Digital Media: If you're shooting or previewing your hummingbird results digitally, you'll need a camera capable of triggering your flashes. A laptop is helpful for critically judging your results. Otherwise, just be sure you've got sufficient storage for your images.

Lens: Close-focusing lenses in the 200-400 mm range are convenient for hummingbirds. Hummers are quite tolerant, but six to ten feet is a comfortable working distance; they’ll be less inclined to flee as you manipulate your camera. However, hummingbirds are small; close focusing lenses and/or extension tubes are needed. One good check of your equipment is to draw a 4x6 inch frame on paper and tape it to a wall. If your lens with telextenders and/or extension tubes allows you to focus close enough that it fills the frame, you can get frame-filling shots of even the smallest hummers.

Zooms in this range are ideal for quickly adjusting the frame for species of different sizes. A tripod collar for easily rotating between vertical and horizontal is also helpful. I turn off autofocus for hummingbirds at setups (although I use it for almost everything else). The blur of the wings tends to confuse AF systems. Because the birds are returning to the same small area in the setup, I can quickly tweak the focus manually and ensure that the subject is sharp.

You don’t need "big glass" f/2.8 telephotos, because you’re stopping down for depth of field, but large apertures do give brighter viewfinders for focusing.

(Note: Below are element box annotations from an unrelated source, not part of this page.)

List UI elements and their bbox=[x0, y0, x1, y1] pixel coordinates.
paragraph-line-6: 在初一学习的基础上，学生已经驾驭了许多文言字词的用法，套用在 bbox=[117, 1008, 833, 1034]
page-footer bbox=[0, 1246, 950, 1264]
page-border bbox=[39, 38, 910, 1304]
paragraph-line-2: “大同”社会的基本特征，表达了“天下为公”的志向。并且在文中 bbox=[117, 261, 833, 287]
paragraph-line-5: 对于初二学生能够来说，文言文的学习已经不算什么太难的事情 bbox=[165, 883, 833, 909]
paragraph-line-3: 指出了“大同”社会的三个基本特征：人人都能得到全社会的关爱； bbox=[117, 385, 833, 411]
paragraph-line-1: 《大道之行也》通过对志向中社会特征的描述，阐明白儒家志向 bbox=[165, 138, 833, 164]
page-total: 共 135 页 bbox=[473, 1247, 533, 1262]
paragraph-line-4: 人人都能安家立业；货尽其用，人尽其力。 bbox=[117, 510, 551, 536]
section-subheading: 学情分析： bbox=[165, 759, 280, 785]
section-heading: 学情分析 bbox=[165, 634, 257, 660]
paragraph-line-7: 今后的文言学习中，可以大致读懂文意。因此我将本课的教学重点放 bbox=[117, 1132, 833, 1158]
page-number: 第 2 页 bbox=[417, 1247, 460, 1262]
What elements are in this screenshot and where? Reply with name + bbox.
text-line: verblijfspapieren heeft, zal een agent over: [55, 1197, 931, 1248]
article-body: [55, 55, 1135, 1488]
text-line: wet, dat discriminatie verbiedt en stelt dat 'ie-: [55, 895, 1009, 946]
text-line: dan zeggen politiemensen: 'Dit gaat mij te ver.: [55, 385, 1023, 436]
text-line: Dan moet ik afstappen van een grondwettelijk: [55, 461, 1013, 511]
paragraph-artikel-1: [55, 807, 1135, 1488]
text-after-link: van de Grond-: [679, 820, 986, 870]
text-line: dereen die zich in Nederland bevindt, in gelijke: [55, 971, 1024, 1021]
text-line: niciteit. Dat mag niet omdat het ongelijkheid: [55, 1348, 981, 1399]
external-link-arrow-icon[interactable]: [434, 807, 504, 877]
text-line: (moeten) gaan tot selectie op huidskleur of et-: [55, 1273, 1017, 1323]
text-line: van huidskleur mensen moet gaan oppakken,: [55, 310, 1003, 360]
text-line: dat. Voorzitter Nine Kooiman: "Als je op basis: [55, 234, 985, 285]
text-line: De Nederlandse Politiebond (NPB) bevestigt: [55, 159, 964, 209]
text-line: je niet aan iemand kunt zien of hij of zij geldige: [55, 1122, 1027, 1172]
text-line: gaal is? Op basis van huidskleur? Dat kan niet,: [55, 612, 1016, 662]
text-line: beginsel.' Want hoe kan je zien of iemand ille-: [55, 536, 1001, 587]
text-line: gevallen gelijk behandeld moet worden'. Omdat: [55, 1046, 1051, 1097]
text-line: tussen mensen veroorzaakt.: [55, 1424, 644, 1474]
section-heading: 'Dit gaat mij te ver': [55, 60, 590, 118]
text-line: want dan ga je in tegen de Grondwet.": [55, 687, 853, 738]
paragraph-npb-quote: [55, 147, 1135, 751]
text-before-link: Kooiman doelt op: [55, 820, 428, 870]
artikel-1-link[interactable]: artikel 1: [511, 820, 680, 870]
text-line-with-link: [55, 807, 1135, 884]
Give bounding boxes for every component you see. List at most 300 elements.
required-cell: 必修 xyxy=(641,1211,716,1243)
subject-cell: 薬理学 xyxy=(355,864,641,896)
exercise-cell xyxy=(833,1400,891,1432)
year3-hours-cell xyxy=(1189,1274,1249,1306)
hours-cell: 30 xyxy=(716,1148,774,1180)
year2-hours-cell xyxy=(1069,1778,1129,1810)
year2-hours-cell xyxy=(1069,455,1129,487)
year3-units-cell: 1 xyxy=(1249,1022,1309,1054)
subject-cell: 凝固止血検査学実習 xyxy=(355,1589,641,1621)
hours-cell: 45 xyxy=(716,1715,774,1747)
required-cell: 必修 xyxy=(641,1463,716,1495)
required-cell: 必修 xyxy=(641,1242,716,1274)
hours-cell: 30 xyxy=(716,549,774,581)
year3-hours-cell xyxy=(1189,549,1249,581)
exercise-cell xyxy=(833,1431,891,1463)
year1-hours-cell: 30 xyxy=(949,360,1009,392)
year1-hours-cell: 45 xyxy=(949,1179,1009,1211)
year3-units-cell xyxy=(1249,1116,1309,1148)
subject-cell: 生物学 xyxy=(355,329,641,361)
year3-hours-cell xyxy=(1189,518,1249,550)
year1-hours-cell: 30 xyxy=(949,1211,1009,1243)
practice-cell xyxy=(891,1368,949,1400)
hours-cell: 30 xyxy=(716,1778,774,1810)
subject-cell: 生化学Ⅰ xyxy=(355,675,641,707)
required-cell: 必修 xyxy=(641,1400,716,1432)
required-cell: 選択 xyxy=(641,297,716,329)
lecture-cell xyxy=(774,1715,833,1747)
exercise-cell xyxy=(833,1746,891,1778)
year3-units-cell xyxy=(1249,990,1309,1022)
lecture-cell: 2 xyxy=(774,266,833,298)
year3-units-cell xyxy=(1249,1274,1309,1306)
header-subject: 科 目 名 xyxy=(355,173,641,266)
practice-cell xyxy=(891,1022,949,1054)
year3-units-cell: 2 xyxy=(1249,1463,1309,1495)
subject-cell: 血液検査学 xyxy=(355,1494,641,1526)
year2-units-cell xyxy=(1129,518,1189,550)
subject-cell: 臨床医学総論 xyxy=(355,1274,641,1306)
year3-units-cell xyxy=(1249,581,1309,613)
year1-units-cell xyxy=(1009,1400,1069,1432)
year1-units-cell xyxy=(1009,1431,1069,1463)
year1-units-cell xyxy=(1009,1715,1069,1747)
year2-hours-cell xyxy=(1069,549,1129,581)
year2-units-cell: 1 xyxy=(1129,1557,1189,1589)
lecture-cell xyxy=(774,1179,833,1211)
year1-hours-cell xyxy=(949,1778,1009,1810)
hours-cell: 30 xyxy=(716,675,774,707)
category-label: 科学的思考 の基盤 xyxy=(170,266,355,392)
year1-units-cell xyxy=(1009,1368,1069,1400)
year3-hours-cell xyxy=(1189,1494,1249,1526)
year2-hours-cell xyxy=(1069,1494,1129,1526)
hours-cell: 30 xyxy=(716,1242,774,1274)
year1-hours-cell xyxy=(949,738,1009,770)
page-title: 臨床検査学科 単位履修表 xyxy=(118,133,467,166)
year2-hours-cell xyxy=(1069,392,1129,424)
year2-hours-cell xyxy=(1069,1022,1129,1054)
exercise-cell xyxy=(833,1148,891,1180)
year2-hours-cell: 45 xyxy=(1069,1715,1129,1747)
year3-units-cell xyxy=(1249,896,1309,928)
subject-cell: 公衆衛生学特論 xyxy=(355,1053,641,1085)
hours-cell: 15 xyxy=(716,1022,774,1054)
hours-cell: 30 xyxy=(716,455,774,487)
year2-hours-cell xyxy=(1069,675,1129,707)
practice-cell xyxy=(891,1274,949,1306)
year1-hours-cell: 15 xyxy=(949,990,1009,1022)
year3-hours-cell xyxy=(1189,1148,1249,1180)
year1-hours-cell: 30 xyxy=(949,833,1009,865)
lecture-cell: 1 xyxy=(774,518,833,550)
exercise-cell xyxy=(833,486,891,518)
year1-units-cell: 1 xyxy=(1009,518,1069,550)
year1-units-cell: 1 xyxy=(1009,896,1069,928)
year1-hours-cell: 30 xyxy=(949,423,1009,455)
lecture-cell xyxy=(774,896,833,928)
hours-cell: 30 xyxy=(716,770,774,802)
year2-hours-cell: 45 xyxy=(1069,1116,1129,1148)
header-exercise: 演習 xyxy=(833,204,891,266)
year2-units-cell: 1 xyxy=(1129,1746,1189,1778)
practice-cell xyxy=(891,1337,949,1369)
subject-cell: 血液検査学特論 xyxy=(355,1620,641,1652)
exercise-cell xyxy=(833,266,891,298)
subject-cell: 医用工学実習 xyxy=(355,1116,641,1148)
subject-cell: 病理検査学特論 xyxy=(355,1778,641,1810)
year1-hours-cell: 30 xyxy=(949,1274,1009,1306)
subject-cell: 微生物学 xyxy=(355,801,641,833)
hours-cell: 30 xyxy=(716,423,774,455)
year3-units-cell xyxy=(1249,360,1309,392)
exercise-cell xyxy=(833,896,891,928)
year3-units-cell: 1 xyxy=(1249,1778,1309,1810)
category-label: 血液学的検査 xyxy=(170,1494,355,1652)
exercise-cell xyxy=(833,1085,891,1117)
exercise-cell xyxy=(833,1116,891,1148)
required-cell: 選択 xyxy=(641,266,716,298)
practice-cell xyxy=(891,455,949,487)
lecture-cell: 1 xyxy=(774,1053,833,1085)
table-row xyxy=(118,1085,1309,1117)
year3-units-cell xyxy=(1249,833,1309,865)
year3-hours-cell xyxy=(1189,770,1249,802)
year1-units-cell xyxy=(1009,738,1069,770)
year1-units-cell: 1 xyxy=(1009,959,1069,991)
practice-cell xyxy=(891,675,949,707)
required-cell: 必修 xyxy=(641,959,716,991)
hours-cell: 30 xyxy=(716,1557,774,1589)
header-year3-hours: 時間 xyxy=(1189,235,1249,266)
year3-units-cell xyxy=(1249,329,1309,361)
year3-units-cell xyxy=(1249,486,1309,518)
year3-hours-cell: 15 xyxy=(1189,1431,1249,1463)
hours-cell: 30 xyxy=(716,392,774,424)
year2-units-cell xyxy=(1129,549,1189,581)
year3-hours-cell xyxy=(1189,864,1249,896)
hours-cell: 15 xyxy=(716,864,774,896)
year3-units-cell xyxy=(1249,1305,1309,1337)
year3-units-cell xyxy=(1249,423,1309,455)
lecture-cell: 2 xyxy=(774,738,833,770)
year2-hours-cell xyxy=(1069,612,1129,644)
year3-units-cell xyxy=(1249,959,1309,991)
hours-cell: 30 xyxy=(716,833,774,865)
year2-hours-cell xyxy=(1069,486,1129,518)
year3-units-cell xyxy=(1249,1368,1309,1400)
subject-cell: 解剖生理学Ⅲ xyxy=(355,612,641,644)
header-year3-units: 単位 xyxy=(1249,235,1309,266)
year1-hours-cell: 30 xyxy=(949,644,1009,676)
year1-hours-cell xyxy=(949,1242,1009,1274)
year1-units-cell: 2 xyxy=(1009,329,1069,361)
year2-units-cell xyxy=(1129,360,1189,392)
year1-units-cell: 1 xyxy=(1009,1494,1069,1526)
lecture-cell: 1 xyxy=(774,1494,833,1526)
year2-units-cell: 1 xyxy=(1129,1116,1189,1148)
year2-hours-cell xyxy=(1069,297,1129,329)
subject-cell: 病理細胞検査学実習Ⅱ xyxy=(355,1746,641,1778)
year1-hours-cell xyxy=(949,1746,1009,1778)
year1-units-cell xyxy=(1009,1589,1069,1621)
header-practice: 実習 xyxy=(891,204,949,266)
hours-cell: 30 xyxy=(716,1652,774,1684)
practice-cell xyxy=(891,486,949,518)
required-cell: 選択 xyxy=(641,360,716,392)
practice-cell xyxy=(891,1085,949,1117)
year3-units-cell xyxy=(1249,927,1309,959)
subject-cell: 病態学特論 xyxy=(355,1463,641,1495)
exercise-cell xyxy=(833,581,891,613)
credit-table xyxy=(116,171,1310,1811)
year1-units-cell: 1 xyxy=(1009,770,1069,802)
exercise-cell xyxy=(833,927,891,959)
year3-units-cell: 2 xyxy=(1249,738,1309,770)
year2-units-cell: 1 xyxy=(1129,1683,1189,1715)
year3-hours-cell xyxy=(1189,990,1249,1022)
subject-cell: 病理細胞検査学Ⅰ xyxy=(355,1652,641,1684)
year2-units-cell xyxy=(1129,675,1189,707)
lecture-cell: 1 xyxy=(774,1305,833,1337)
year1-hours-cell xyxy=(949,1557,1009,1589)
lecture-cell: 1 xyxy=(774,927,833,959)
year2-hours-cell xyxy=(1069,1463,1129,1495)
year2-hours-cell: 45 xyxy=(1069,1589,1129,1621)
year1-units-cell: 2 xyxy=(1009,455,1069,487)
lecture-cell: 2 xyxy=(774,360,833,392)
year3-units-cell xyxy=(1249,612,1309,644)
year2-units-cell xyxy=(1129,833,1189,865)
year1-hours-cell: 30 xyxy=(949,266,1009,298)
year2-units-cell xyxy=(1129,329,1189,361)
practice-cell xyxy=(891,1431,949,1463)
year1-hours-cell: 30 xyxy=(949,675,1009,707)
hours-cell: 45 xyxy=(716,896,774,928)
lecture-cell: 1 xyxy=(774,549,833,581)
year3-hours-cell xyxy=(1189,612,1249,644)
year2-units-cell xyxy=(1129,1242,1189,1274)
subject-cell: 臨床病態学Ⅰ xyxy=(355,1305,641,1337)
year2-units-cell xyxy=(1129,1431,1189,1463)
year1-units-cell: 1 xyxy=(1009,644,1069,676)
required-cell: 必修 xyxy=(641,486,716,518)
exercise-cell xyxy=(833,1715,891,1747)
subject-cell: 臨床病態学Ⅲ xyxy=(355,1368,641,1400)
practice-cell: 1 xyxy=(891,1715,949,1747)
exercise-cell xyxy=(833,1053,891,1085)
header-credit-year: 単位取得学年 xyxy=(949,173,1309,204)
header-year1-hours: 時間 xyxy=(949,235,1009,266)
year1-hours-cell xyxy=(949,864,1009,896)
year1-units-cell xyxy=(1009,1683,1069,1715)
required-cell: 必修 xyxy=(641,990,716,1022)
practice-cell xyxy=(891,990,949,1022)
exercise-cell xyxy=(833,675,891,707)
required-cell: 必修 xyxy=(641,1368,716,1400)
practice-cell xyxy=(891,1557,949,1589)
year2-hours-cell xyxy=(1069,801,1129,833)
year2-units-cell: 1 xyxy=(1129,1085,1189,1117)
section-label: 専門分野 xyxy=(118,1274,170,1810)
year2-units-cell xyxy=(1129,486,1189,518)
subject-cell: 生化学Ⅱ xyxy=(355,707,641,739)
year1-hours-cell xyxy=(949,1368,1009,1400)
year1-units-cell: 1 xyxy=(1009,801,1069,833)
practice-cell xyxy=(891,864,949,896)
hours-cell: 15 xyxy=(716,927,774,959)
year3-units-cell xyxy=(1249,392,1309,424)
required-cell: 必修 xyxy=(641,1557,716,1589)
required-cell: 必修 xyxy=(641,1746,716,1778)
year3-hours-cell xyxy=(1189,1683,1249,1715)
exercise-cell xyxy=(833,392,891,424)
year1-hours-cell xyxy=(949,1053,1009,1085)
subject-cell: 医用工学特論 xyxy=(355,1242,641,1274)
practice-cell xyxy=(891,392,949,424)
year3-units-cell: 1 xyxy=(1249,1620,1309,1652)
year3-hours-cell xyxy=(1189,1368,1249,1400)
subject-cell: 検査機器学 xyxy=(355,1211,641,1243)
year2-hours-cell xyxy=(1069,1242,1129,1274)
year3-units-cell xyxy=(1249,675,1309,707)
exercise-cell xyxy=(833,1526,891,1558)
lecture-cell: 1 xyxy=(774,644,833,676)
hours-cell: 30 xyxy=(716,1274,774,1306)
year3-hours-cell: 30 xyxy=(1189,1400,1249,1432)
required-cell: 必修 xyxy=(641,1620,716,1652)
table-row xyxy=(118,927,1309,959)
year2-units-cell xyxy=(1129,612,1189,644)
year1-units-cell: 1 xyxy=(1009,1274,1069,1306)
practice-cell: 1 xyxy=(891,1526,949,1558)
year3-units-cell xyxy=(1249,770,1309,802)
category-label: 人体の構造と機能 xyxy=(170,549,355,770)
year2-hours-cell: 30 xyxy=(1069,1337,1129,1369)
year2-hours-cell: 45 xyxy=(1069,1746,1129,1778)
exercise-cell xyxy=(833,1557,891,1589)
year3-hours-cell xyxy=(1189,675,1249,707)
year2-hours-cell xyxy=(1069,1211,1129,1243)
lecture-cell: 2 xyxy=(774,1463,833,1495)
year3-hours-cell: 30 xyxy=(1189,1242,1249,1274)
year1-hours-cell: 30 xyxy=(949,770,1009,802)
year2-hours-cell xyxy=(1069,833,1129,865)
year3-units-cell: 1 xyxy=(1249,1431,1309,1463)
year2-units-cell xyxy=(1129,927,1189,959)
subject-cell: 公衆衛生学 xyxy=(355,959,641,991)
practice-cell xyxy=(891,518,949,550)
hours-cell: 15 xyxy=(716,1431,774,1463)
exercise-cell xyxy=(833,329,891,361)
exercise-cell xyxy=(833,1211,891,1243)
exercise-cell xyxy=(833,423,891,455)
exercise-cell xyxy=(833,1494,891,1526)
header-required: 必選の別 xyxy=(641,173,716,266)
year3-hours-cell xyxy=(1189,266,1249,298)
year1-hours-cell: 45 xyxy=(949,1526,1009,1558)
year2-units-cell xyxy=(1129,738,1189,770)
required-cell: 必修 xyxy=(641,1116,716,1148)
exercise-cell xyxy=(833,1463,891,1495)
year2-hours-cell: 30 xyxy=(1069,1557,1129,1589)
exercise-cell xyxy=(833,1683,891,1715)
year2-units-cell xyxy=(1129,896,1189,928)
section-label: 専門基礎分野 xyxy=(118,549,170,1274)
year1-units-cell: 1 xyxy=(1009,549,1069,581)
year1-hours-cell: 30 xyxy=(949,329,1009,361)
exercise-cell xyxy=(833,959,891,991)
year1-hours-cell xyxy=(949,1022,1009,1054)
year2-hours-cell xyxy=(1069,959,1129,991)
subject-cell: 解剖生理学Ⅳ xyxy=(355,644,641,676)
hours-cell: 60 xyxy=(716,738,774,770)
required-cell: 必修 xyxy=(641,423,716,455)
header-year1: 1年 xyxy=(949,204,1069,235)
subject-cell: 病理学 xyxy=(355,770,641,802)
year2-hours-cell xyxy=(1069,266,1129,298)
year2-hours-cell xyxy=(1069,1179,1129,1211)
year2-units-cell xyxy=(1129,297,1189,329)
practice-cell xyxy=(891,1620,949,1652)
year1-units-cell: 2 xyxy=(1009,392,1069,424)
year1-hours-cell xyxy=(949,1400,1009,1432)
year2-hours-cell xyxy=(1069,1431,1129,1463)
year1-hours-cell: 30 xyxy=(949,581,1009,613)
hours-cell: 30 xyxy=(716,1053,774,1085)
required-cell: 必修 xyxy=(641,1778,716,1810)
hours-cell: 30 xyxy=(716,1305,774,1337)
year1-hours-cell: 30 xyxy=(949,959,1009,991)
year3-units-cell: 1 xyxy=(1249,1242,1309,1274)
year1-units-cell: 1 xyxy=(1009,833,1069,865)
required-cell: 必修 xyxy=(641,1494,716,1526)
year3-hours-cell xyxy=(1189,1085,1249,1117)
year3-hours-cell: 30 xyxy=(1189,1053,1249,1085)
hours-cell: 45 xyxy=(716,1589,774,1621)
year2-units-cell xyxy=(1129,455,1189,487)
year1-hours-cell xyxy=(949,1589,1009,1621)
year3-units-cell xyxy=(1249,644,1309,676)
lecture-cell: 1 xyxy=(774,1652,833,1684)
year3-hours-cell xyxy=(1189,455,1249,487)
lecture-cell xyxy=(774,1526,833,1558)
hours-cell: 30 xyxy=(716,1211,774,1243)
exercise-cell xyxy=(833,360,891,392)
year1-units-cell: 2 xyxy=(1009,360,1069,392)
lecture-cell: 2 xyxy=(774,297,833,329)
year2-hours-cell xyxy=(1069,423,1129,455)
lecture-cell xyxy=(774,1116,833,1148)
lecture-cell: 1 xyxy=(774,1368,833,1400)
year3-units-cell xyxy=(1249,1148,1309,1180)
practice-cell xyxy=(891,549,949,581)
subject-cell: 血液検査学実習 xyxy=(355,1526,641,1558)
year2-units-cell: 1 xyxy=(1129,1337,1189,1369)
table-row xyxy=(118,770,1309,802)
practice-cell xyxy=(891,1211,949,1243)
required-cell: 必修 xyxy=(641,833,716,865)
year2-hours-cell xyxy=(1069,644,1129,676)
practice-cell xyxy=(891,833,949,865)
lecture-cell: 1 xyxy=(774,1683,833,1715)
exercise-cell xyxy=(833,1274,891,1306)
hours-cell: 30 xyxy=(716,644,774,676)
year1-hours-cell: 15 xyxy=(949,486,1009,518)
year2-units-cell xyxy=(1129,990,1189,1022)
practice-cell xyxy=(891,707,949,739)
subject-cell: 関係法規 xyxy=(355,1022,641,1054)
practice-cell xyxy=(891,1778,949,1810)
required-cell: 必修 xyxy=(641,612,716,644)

Most of my early hummingbird work was done with the Canon EOS 300 mm f/2.8L lens, with 1.4X extender and extension tubes. I then set it aside in favor of Canon’s EF 70-200 f/2.8 L zoom with the 1.4X or 2X telextender. It is close-focusing and has a tripod collar for rapidly changing from horizontal to vertical. The zoom allowed me to quickly adjust framing for small Black-chins and large Blue-throats, and even with the 2X converter it is extremely sharp at the small apertures I use for hummingbirds. I also own the 100-400 f/5.6L IS lens, which is close focusing and offers a good focal length range for hummers.

Tripod: It's convenient to mount your camera and lens on a tripod, while you use a chair or portable stool. Then you're in place and your camera is pointed at your setup when a hummingbird arrives. A ballhead allows quick adjustments to your composition; my favorite is the Arca-Swiss B1 Monoball with Quick Release (B&H $400). Note that any camera movement will be effectively "frozen" if strobes are your light source.

Lightstands: I use Bogen/Manfrotto lightstands, which are well-made and reasonably priced. I have been using the 7½' Lightweight Pro stands (2 lb., collapses to under 27") in black (#3372 - $58). You can save a few dollars buying the silver model (#3097 - $50) but silver is more distracting. (Note: B&H sometimes lists the black version under "#3097 Black".)

Bogen now sells Stacker Lightstands, which collapse smaller (25") and in a shape that allows easy stacking of several for travel (although they weigh slightly more). In this style I recommend the Stacker 7' Black (#3320B - $72) or the silver version (#3320 - $67, 2.4 lb.).

You need a means to mount the flash on the stand and tilt it. Compact ballheads work well; try the Stroboframe Shoe Mount Ballhead (#320-060 - $20, 1 oz.). It is also helpful to have one or more Bogen/Manfrotto Mini Clamps (#2940 - $15) and Articulated Arms (#2935 - $33). (Note: you don't need heavy-duty Magic Arms here—they are overkill for holding hotshoe flashes.)

As I said at the outset: Hummingbird photography is addictive! It stimulates your creativity, challenges your ingenuity, takes you to great places, and rewards you with great images of some of the most beautiful birds to be found anywhere.